Une historienne de Québec lance un nouvel événement pour contrer « la place de plus en plus ténue de l'histoire » dans la programmation des Fêtes de la Nouvelle-France.

De jeudi à dimanche, en même temps que les Fêtes, une série de conférences et d’activités relatant le mode de vie des habitants des XVIIe et XVIIIe siècles sont présentées.

« C’est une sorte de riposte scientifique. C’est un peu ma réponse au déclin de l’histoire au sein des Fêtes de la Nouvelle-France. On veut ramener l’histoire au centre des préoccupations », explique l’organisatrice des Rendez-vous d’histoire de la Nouvelle-France, Catherine Ferland.

Tout en saluant le travail de l’organisation pour donner un caractère familial aux Fêtes, l’historienne affirme toutefois que le volet historique la laisse « sur sa faim ». Elle déplore aussi les « raccourcis historiques qui sont pris », notamment au Marché des saveurs qui offre des produits du terroir québécois, ou la programmation musicale « qui n'a pas grand-chose à voir avec la Nouvelle-France ».

Elle salue néanmoins la présentation de huit conférences historiques offertes cette année dans le cadre des Fêtes de la Nouvelle-France, au Musée de la Civilisation, et le travail des bénévoles qui incarnent les personnages historiques.

Conférences et ateliers

Catherine Ferland s’est entourée d’une dizaine d’historiens et de gens qui gravitent dans des domaines connexes, comme un archéologue, des spécialistes de la reconstitution historique et une romancière historique, pour présenter les Rendez-vous d’histoire de la Nouvelle-France.

L'événement comprend une vingtaine de courtes conférences, d’une durée de 30 à 40 minutes, portant sur des sujets variés comme la vie musicale, l’alimentation ou la vie militaire en Nouvelle-France.

Des historiens s’amuseront également à visionner et commenter des extraits de films portant sur cette période de l’histoire afin d’analyser la justesse de la reconstitution.

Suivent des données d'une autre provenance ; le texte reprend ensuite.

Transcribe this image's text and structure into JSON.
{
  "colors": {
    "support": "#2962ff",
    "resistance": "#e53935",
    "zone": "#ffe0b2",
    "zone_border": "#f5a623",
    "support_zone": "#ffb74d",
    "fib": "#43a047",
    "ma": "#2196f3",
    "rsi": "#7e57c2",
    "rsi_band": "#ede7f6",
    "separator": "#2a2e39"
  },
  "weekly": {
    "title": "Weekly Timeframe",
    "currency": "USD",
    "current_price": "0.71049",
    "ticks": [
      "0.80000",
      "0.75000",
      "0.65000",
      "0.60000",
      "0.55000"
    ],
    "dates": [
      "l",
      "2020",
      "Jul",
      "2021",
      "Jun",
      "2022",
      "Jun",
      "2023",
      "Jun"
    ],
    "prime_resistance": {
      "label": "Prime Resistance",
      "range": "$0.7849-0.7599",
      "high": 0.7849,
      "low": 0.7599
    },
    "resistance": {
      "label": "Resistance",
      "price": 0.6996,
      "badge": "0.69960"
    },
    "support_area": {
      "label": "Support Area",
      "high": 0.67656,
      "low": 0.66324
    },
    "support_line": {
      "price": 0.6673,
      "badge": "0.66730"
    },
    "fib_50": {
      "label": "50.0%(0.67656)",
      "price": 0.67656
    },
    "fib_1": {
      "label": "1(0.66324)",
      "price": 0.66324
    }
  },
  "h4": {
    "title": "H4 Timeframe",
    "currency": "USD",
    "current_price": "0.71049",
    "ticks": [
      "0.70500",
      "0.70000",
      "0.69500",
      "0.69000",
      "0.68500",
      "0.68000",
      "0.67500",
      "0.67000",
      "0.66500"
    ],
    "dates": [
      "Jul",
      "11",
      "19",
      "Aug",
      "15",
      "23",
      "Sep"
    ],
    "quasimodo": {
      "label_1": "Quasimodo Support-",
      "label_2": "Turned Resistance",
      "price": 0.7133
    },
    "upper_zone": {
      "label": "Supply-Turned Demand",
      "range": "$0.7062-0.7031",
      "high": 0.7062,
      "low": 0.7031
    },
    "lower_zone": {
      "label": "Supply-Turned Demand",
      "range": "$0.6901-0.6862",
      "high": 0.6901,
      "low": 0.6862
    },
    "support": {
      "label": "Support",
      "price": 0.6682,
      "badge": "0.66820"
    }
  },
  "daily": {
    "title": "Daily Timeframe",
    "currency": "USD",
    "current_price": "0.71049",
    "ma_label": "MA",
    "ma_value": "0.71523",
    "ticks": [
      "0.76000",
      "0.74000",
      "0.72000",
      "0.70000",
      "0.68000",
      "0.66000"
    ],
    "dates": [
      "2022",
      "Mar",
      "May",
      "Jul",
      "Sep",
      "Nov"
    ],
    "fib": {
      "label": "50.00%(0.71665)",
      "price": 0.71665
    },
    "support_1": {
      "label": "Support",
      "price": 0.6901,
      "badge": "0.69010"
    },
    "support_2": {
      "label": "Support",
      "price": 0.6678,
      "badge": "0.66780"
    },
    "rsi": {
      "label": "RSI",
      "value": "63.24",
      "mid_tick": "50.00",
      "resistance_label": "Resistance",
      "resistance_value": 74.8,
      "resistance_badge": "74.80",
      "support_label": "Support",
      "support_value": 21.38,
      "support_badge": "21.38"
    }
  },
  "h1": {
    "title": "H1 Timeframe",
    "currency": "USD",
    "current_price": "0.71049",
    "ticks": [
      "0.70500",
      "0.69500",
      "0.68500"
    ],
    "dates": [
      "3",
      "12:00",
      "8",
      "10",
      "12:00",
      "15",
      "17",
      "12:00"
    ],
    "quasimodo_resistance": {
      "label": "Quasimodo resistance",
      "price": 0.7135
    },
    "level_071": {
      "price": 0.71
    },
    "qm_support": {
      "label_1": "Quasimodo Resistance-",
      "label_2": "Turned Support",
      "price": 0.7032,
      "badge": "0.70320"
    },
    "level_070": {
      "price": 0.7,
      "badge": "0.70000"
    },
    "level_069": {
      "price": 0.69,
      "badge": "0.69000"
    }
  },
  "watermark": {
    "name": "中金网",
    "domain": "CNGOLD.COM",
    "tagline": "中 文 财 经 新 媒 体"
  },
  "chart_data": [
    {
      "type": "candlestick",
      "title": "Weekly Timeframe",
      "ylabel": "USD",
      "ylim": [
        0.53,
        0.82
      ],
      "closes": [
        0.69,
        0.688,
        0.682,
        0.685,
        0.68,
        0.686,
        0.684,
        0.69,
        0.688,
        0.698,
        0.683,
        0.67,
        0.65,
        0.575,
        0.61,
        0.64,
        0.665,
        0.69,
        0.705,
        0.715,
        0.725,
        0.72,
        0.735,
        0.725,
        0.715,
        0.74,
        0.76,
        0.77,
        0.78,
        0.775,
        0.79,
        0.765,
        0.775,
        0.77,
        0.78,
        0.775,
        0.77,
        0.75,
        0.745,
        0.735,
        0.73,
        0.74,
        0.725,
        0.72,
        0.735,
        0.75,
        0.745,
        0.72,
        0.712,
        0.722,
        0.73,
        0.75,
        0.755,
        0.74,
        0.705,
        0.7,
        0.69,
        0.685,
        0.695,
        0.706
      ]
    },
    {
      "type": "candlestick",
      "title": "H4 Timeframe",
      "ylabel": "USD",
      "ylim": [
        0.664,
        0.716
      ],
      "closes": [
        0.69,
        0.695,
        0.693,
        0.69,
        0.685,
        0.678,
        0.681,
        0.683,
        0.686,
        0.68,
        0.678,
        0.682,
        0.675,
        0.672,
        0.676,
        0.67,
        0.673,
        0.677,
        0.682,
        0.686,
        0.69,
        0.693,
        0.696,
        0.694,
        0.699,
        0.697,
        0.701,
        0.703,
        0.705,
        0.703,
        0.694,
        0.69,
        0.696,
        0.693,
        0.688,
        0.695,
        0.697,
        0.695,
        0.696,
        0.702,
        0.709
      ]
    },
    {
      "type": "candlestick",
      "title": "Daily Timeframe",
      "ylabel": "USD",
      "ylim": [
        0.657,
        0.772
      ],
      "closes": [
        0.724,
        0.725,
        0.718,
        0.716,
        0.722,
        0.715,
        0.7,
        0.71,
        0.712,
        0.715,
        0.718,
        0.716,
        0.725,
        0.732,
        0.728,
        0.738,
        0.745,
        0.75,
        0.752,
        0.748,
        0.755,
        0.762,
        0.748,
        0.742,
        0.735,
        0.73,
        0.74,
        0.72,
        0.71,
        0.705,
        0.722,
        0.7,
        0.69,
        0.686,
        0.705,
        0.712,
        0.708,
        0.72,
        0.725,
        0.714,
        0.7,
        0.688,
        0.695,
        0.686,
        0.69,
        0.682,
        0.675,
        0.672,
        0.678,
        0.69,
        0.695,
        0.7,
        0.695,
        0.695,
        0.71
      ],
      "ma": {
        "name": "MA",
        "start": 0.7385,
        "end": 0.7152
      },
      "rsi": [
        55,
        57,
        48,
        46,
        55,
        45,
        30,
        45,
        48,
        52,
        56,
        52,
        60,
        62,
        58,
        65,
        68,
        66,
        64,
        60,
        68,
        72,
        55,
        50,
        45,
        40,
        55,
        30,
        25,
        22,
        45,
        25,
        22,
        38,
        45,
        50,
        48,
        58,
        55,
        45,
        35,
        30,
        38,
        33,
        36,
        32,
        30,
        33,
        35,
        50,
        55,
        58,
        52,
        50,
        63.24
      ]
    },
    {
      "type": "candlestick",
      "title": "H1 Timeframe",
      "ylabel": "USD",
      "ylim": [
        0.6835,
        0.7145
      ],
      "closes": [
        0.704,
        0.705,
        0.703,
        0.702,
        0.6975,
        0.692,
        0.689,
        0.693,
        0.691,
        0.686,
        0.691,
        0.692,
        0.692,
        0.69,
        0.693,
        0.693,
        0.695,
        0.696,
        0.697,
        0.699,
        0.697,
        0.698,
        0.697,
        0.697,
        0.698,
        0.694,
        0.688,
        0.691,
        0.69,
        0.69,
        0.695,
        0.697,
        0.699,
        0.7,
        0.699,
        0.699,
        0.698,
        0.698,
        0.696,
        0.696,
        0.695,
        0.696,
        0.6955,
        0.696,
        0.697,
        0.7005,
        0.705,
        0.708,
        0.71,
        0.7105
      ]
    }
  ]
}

Catherine Ferland qualifie son initiative de « planche d’essai » pour sonder l’intérêt des gens de Québec à ce genre d’événement.

« Mon but n’est pas de créer un événement parallèle, c’est qu’on parle d’histoire », affirme-t-elle, sans exclure un « rapprochement possible » avec l’organisation des Fêtes de la Nouvelle-France si elle en démontre l'intérêt.

Toutes les activités sont présentées gratuitement dans trois endroits des quartiers Saint-Sauveur et Saint-Roch, la brasserie Griendel, le Centre Édouard-Lavergne et le Centre récréatif Saint-Roch.